Oggi assistiamo con orrore alla leggerezza con cui pronunciammo quel “mai più” nei confronti della barbarie. Perché ciò che è accaduto a Washington, a Roma, a Campiglia Marittima è anche colpa nostra, colpa di noi tutti come esseri umani. Siamo colpevoli di aver lasciato mettere ancora una volta radici al seme dell’ingiustizia e dell’odio, siamo colpevoli del laissez-faire con cui abbiamo reagito davanti ad un abuso verso un’altra persona, che sia a causa del colore della sua pelle, del suo orientamento sessuale, del suo sesso, del suo partito politico. In metro, per strada, sulle panchine di un parco, nella casa a fianco, ogni volta che abbiamo reagito voltando lo sguardo dall’altra parte, magari perché “è matto, potrebbe avere un coltello ed attaccarmi”; “non sono affari miei, meglio non mettermi in mezzo”; “tanto non succede nulla”; “tutti gli altri stanno guardando, perché dovrei intervenire io?”. Ogni volta che abbiamo tollerato che una violenza si consumasse in silenzio, è come se le avessimo dato diritto di esistere. Per questo essa ha spinto sempre più in là le proprie ambizioni, ha allargato i propri confini, per questo ha assunto – peggio ancora, ri-assunto – forme sempre più organizzate, fino ad arrivare a credere di avere il diritto e il potere di rovesciare un governo eletto e sostituirglisi, ancora una volta; il diritto di attaccare chi i diritti li difende; e addirittura il diritto di umiliare un bambino. Un bambino come quelli che “dentro i forni” – come gli hanno urlato quelle due ragazze – ci sono finiti sul serio.

A chi potrebbe obiettare, com’è giusto che sia, che una rivolta come quella di Washington, o l’attacco al CGIL, o delle ingiurie verso un bambino, non siano la stessa cosa rispetto al nazismo, si potrebbe rispondere con un: “È vero, non lo è ancora e spero che non lo sia mai”, ma questo non significa che siano episodi tollerabili in una società che si era promessa di lasciare l’intolleranza al di fuori delle proprie mura. il timore non è che siano i sostenitori di Trump a rovesciare i valori che reggono la democrazia, ma che qualcun altro si sia accorto della sua fragilità, e che sta perdendo sempre più la capacità di opporsi.
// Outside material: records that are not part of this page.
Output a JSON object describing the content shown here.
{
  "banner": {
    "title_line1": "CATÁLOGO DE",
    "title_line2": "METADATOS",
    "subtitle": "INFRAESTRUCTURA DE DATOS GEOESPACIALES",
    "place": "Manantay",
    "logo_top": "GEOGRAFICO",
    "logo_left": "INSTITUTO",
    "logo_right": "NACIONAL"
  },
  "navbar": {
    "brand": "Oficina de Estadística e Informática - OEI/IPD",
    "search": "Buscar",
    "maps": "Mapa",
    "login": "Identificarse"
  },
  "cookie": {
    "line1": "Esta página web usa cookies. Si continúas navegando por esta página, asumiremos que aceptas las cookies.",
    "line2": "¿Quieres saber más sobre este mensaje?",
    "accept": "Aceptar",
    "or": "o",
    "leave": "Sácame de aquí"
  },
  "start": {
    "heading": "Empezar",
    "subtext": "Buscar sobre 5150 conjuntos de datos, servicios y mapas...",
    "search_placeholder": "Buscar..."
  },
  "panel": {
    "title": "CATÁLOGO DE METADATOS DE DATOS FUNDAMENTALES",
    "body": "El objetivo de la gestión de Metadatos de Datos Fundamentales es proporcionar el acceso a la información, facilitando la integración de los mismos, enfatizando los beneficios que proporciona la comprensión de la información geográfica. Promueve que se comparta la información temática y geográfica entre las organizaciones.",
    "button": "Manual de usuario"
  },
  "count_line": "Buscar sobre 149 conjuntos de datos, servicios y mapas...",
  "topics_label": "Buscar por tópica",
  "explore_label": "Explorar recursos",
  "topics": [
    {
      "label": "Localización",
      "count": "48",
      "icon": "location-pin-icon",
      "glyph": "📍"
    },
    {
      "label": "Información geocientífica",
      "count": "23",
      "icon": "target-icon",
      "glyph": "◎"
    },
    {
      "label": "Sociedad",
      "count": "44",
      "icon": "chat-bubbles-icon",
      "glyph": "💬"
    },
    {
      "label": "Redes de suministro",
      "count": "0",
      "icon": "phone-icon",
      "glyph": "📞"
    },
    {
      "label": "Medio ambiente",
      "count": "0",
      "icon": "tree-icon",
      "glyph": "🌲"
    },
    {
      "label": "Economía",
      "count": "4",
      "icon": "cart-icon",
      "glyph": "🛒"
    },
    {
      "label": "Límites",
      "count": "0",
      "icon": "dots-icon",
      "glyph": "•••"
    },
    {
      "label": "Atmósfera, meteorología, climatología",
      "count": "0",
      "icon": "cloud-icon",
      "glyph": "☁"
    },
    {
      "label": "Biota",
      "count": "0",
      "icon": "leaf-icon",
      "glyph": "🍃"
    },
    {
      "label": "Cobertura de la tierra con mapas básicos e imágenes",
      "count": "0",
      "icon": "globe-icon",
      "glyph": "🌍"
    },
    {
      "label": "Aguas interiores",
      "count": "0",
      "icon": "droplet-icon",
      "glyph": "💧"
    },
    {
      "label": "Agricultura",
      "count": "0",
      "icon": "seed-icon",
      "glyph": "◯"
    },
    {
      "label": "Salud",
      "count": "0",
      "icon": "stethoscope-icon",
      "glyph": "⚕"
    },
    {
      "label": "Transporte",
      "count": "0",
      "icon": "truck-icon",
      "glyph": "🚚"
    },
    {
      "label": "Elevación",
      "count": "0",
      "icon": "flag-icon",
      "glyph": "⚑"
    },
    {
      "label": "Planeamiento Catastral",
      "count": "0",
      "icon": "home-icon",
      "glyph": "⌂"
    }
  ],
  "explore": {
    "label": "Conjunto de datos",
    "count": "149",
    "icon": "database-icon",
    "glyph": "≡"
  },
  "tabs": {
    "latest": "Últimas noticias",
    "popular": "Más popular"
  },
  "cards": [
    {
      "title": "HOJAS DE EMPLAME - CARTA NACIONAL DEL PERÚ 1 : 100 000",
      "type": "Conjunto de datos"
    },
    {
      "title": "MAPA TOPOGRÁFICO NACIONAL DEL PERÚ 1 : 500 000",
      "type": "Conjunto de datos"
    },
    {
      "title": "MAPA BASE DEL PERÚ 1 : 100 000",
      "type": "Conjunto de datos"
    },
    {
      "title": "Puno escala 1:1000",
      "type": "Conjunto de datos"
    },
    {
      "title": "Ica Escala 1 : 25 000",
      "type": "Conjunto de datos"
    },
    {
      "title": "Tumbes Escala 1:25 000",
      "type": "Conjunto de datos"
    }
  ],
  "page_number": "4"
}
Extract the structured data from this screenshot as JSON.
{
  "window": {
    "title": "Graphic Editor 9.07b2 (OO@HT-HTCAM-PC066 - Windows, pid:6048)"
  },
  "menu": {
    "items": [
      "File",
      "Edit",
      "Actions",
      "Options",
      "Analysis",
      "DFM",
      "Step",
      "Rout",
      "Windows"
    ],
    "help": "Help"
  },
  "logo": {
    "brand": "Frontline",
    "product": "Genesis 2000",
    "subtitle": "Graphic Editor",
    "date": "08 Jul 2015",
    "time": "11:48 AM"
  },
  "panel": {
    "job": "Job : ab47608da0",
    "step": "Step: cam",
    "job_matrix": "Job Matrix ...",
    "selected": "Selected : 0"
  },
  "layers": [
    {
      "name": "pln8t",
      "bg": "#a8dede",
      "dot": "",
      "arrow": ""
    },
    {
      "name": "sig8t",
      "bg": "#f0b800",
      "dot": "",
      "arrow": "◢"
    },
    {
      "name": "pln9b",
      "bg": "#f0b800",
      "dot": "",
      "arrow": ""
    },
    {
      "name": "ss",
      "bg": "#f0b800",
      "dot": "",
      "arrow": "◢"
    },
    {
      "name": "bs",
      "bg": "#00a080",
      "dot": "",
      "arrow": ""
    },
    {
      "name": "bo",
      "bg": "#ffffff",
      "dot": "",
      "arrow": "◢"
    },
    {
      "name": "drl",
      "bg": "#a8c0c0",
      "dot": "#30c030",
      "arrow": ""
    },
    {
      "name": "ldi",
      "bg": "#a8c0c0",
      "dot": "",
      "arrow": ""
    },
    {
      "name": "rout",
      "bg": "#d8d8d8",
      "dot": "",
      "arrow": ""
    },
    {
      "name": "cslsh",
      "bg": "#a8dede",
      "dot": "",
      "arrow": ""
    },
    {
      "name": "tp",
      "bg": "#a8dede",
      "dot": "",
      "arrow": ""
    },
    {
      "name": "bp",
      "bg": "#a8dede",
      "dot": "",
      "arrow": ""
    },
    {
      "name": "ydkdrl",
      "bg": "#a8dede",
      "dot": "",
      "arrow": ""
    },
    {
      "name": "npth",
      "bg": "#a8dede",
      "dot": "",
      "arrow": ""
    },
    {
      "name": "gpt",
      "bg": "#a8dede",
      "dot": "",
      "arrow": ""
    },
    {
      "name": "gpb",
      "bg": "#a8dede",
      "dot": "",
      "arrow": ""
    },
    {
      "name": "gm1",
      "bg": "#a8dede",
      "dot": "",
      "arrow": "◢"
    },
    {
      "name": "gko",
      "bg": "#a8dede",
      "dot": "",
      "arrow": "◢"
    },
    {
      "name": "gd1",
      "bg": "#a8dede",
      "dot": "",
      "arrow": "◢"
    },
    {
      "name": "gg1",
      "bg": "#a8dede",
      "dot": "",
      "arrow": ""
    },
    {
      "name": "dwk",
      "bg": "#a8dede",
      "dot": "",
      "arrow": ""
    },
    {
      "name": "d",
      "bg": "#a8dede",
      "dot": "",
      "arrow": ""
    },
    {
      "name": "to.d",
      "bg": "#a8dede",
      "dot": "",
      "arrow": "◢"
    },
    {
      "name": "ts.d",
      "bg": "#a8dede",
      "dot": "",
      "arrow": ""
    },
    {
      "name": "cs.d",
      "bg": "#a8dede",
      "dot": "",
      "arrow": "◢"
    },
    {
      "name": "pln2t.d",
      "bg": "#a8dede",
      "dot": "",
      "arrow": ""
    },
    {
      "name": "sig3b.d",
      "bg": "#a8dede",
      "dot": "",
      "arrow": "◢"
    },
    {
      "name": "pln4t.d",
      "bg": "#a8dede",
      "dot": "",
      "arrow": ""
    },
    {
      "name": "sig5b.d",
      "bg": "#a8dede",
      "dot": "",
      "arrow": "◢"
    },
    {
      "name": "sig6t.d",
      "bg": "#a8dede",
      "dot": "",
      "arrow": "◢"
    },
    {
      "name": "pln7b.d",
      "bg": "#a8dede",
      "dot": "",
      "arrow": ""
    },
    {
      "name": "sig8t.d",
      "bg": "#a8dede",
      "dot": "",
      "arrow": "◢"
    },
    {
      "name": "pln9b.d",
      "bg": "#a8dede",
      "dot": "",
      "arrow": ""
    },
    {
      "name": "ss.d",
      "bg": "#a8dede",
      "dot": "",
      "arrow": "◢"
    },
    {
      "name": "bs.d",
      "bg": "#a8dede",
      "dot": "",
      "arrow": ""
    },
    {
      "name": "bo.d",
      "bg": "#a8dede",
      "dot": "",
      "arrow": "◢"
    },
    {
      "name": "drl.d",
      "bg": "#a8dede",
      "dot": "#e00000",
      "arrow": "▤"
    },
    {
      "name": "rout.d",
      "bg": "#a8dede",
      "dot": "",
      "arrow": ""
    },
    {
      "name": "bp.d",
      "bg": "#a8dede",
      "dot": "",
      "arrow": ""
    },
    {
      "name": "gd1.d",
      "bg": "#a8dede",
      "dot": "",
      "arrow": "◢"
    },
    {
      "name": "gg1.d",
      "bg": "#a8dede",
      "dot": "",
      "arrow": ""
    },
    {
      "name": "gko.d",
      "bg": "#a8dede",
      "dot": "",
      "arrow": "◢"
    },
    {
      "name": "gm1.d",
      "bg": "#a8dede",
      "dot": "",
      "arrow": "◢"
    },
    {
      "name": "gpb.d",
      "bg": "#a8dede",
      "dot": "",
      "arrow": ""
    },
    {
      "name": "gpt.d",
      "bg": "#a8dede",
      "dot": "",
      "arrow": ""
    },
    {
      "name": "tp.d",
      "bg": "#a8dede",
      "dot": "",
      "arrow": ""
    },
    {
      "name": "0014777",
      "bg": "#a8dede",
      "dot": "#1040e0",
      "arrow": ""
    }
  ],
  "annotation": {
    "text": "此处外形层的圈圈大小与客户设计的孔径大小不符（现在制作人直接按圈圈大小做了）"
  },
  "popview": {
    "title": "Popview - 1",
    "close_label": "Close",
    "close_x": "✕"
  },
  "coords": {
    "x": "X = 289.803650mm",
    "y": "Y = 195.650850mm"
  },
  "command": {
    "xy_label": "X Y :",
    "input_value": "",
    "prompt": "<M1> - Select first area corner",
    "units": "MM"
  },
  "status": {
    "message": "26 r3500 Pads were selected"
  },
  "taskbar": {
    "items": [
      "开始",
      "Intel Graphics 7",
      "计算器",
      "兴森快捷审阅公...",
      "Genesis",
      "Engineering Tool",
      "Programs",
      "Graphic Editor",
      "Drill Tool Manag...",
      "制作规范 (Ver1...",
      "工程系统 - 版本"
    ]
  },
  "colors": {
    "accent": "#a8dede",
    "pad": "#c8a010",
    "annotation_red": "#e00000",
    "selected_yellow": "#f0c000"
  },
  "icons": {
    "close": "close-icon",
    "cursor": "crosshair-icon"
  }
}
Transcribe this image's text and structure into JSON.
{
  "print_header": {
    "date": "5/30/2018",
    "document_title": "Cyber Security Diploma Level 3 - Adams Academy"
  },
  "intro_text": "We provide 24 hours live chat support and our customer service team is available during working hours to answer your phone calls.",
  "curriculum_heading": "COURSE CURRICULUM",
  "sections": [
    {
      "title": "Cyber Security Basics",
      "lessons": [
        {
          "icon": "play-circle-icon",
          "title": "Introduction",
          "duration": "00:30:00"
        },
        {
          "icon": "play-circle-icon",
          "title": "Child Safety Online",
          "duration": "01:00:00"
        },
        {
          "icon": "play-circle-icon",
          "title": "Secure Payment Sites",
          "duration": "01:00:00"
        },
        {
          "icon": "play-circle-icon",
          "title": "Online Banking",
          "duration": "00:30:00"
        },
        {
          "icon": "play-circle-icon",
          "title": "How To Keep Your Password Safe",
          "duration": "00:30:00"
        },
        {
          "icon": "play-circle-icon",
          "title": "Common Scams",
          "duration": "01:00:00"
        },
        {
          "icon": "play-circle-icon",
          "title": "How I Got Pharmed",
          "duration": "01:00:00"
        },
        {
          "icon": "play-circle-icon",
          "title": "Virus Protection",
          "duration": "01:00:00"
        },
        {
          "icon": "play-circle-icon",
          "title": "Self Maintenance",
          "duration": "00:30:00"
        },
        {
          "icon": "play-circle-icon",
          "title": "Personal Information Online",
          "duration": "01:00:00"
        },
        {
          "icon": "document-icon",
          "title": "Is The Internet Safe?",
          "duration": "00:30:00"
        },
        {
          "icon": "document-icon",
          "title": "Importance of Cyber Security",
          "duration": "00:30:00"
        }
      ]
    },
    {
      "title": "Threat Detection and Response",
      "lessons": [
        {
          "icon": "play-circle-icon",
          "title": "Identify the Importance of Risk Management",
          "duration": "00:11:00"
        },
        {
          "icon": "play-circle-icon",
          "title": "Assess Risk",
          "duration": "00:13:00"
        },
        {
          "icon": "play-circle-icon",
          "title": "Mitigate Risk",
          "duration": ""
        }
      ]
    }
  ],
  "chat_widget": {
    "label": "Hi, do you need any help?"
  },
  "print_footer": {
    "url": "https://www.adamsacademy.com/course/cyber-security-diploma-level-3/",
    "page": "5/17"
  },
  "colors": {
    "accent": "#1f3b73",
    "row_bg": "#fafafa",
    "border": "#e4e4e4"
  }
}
A chi, invece, sminuisce la violenza quotidiana, si potrebbe rispondere che già Theodor Adorno, un altro filosofo ebreo scampato al massacro, stretto collega di Marcuse, si accorse che, per impedire che la barbarie si ripetesse, occorreva rifondare una morale che si basasse sui piccoli gesti, i minima moralia, come li chiama lui, poiché essi costituiscono la certezza che almeno una traccia di giustizia è ancora presente, pur piccola che sia, anche laddove vengono commesse le atrocità più gravi. Un “no” fermo e deciso a questi violenti atti di intolleranza, grandi o piccoli che siano, è l’unico modo che abbiamo noi oggi per rendere giustizia, per quanto possibile, a chi ieri ha dovuto soccombere.

Siamo ancora lontani dal trionfo dell’intolleranza, ma siamo sulla strada giusta. Finché essa abiterà sotto lo stesso tetto della tolleranza, sarà sempre vivo il pericolo per cui, un giorno, decida di diventare l’unica residente.